Saraveza Bottle Shop & Pasty Tavern Editor’s Pick
Photography by Stuart Mullenberg
First things first: don’t panic. When perusing the beer menu at Saraveza Bottle Shop & Pasty Tavern, it’s inevitable that the eye might be drawn to (and then shocked by) top–shelf offerings such as La Chouffe Belgian Ale, the Jolly Pumpkin Oro de Calabaza, or the Ale Smith Horny Devil—each sells for more than $13 per 750–milliliter bottle.
After you’ve picked yourself up off the rustic wood floor and recovered your wits, continue reading—most of the beers are less expensive than a typical cocktail. Then take note of the décor in this recently opened storefront on N Killingsworth Street. The vintage coolers, the projection TV tuned to ESPN, and the abundance of kitschy beer knickknacks (or “breweriana”) should reassure you that you haven’t stumbled into some secret stronghold of brew snobbery. If anything, Saraveza projects the same “come on in” vibe you might find at a small–town general store or a suburban bingo parlor.

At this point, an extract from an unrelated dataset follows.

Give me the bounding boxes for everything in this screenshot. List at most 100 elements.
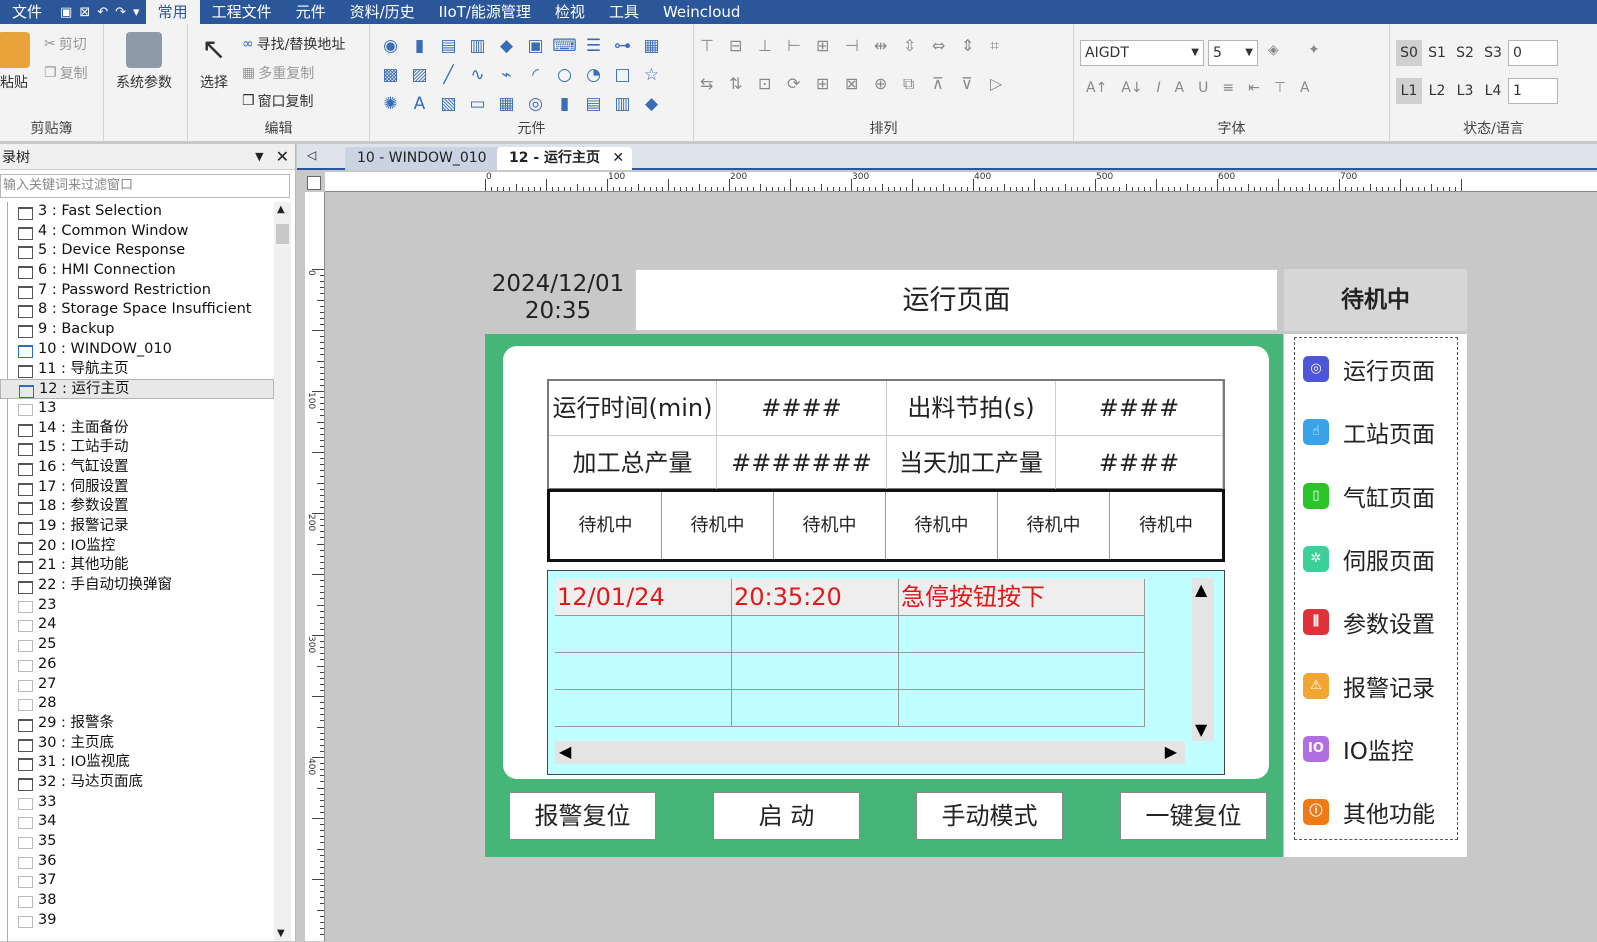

The waitstaff sustains this air of bonhomie by cheerfully explaining the attributes of each one of the 150 bottled beers and ten rotating taps, at least until you hit upon something that sounds like it will suit your palate. From strong, yeasty Belgian imports like St. Bernardus Prior 8 to far–flung regional domestics like Erie Railbender Ale, the vast selection will make any brew believer’s heart beat to the drum solo from “Moby Dick.” Meanwhile, frugal newbies can content themselves with a stubby Session lager from Full Sail or a dependable can of Fat Tire Amber for a measly $1.75 apiece. Financial crisis averted.
With all the esoteric beers to fuss over, it’s understandable that you might overlook the food—but you shouldn’t. Family Supper alum Spence Lack is the man in the kitchen, and his three varieties of pasties (a baked meat or veggie pie) are sensational, not to mention a steal at $7 to $8 each. The crusts are flaky yet chewy and moist, enveloping a bonanza of fresh onions, potatoes, and carrots.
Our only complaint is that most of the tables are too small for group dining. Perhaps the owners might consider more spacious seating arrangements. Until then, the cramped conditions make for a cozy visit. And whether you’re a connoisseur in search of an obscure ale or just a working stiff looking to watch the ball game over a cold one, chances are you’ll be in good company.